In the interest of keeping this as simple as possible, I’m starting from a (Windows) machine which had never seen Python before and has no custom environments, a clean throwaway environment.
Starting with this:
C:dev>python --version
Python 3.9.9
C:dev>pip3 list
Package Version
------- -------
pip 23.1.2
And now,
pip3 install pandas==0.25.3
which chugs along and eventually produces an error message from a MS C compiler, the key phrase being "NUMPY_IMPORT_ARRAY_RETVAL". Attempts on a Linux system produce similar error message.
objToJSON.c
pandas/_libs/src/ujson/python/objToJSON.c(181): error C2065: 'NUMPY_IMPORT_ARRAY_RETVAL': undeclared identifier
pandas/_libs/src/ujson/python/objToJSON.c(181): warning C4047: 'return': 'void *' differs in levels of indirection from 'int'
pandas/_libs/src/ujson/python/objToJSON.c(479): warning C4267: 'function': conversion from 'size_t' to 'int', possible loss of data
pandas/_libs/src/ujson/python/objToJSON.c(680): warning C4244: '=': conversion from 'npy_intp' to 'int', possible loss of data
pandas/_libs/src/ujson/python/objToJSON.c(959): warning C4244: '=': conversion from 'Py_ssize_t' to 'int', possible loss of data
pandas/_libs/src/ujson/python/objToJSON.c(1050): warning C4244: '=': conversion from 'npy_intp' to 'int', possible loss of data
pandas/_libs/src/ujson/python/objToJSON.c(1844): warning C4244: '=': conversion from 'npy_float64' to 'npy_int64', possible loss of data
error: command 'C:\Program Files\Microsoft Visual Studio\2022\Community\VC\Tools\MSVC\14.35.32215\bin\HostX86\x64\cl.exe' failed with exit code 2
[end of output]
note: This error originates from a subprocess, and is likely not a problem with pip.
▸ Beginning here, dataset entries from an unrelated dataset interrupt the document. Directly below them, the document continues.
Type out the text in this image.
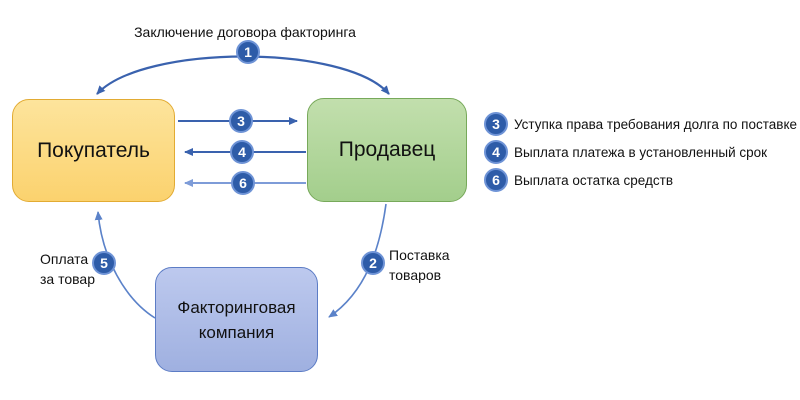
Покупатель	Продавец
Факторинговая
компания
Заключение договора факторинга
Поставка
товаров
Оплата
за товар
1
2
3
4
5
6
3	Уступка права требования долга по поставке
4	Выплата платежа в установленный срок
6	Выплата остатка средств
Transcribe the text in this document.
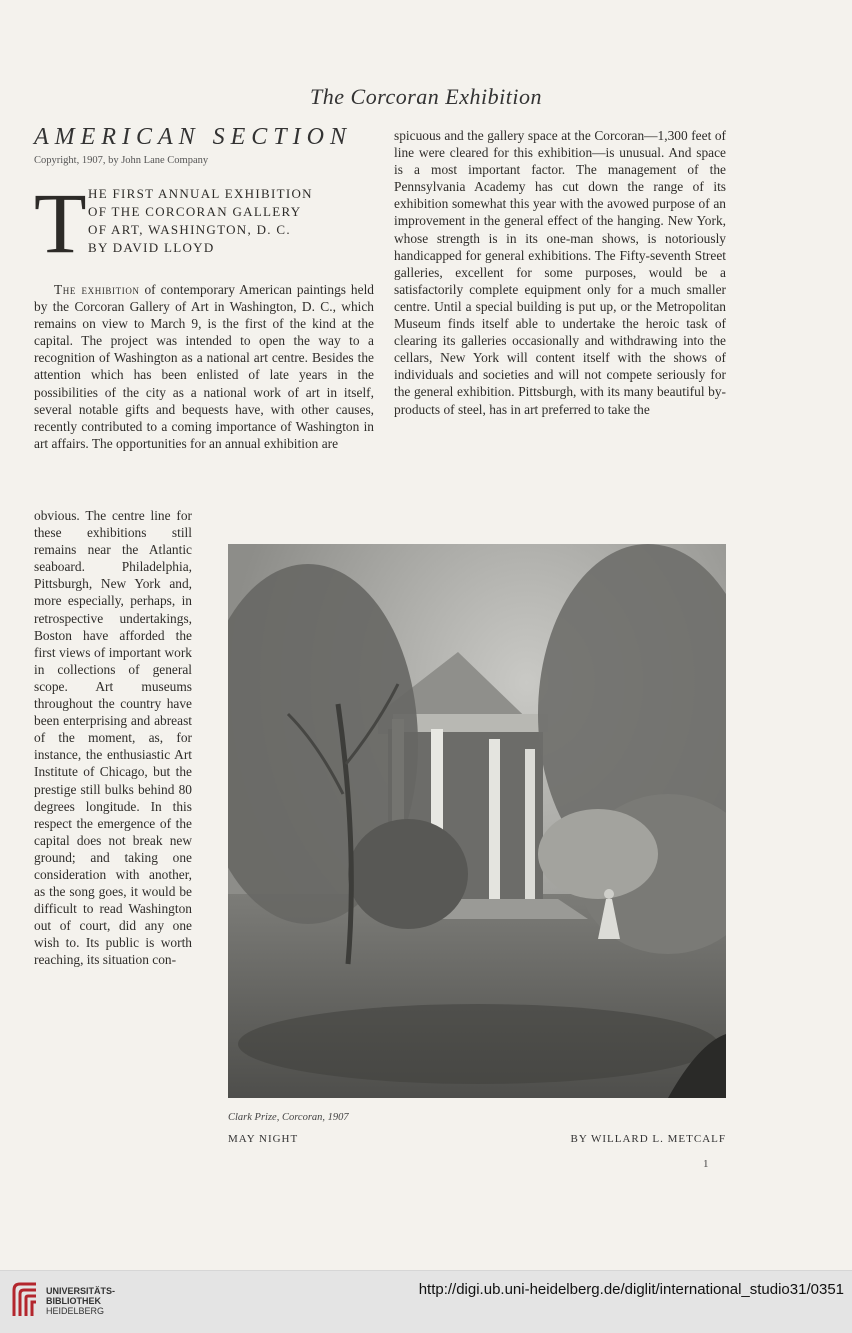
The Corcoran Exhibition
AMERICAN SECTION
Copyright, 1907, by John Lane Company
T HE FIRST ANNUAL EXHIBITION
OF THE CORCORAN GALLERY
OF ART, WASHINGTON, D. C.
BY DAVID LLOYD

The exhibition of contemporary American paintings held by the Corcoran Gallery of Art in Washington, D. C., which remains on view to March 9, is the first of the kind at the capital. The project was intended to open the way to a recognition of Washington as a national art centre. Besides the attention which has been enlisted of late years in the possibilities of the city as a national work of art in itself, several notable gifts and bequests have, with other causes, recently contributed to a coming importance of Washington in art affairs. The opportunities for an annual exhibition are

obvious. The centre line for these exhibitions still remains near the Atlantic seaboard. Philadelphia, Pittsburgh, New York and, more especially, perhaps, in retrospective undertakings, Boston have afforded the first views of important work in collections of general scope. Art museums throughout the country have been enterprising and abreast of the moment, as, for instance, the enthusiastic Art Institute of Chicago, but the prestige still bulks behind 80 degrees longitude. In this respect the emergence of the capital does not break new ground; and taking one consideration with another, as the song goes, it would be difficult to read Washington out of court, did any one wish to. Its public is worth reaching, its situation con-

spicuous and the gallery space at the Corcoran—1,300 feet of line were cleared for this exhibition—is unusual. And space is a most important factor. The management of the Pennsylvania Academy has cut down the range of its exhibition somewhat this year with the avowed purpose of an improvement in the general effect of the hanging. New York, whose strength is in its one-man shows, is notoriously handicapped for general exhibitions. The Fifty-seventh Street galleries, excellent for some purposes, would be a satisfactorily complete equipment only for a much smaller centre. Until a special building is put up, or the Metropolitan Museum finds itself able to undertake the heroic task of clearing its galleries occasionally and withdrawing into the cellars, New York will content itself with the shows of individuals and societies and will not compete seriously for the general exhibition. Pittsburgh, with its many beautiful by-products of steel, has in art preferred to take the

Clark Prize, Corcoran, 1907
MAY NIGHT	BY WILLARD L. METCALF
1
UNIVERSITÄTS-
BIBLIOTHEK
HEIDELBERG
http://digi.ub.uni-heidelberg.de/diglit/international_studio31/0351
ERROR: Failed building wheel for pandas
Failed to build pandas
ERROR: Could not build wheels for pandas, which is required to install pyproject.toml-based projects
Similar question here: use of undeclared identifier 'NUMPY_IMPORT_ARRAY_RETVAL' return NUMPY_IMPORT_ARRAY_RETVAL;
Github: https://github.com/pandas-dev/pandas/issues/34969, https://github.com/pysat/pysat/issues/588
The Github discussions mentions an earlier version of Numpy, so let’s go ahead and try 1.17.4.
Package Version
------- -------
numpy 1.17.4
pip 23.1.2
Now let’s try
C:dev>pip3 install pandas==0.25.3
I get the same error as above, NUMPY_IMPORT_ARRAY_RETVAL etc.
Suggestions?
2
Answers
My approach, in the end, was to go to Pandas 3.8 as implicitly suggested by 9769953 (pity, 3.9 would have solved other problems elsewhere) and install
numpy==1.17.2
andpandas==0.25.3
.As for getting my application working, an intervening install of matplotlib forced the installation of an unwanted newer numpy, but once I settled on an older matplotlib, the application "worked", proving once again that nightmares really can come true as this entire downgrade exercise did expose an error in the application.
I would have guessed that the error was caused by a mismatch in a .c vs a .h file but was surprised (but not shocked) that a different Python version influenced external C code (my dumb).
Welcome to dependency hell.
Usually, your package manager such as pip/conda manage the dependencies, but sometimes their dependency graph database is flawed.
Here is my process of getting pandas 0.25.3 working with conda(mambaforge). By default it installs numpy 1.24, which unfortunately errors out giving a message why.
Follow the message and use numpy 1.19 instead, then pandas could be imported.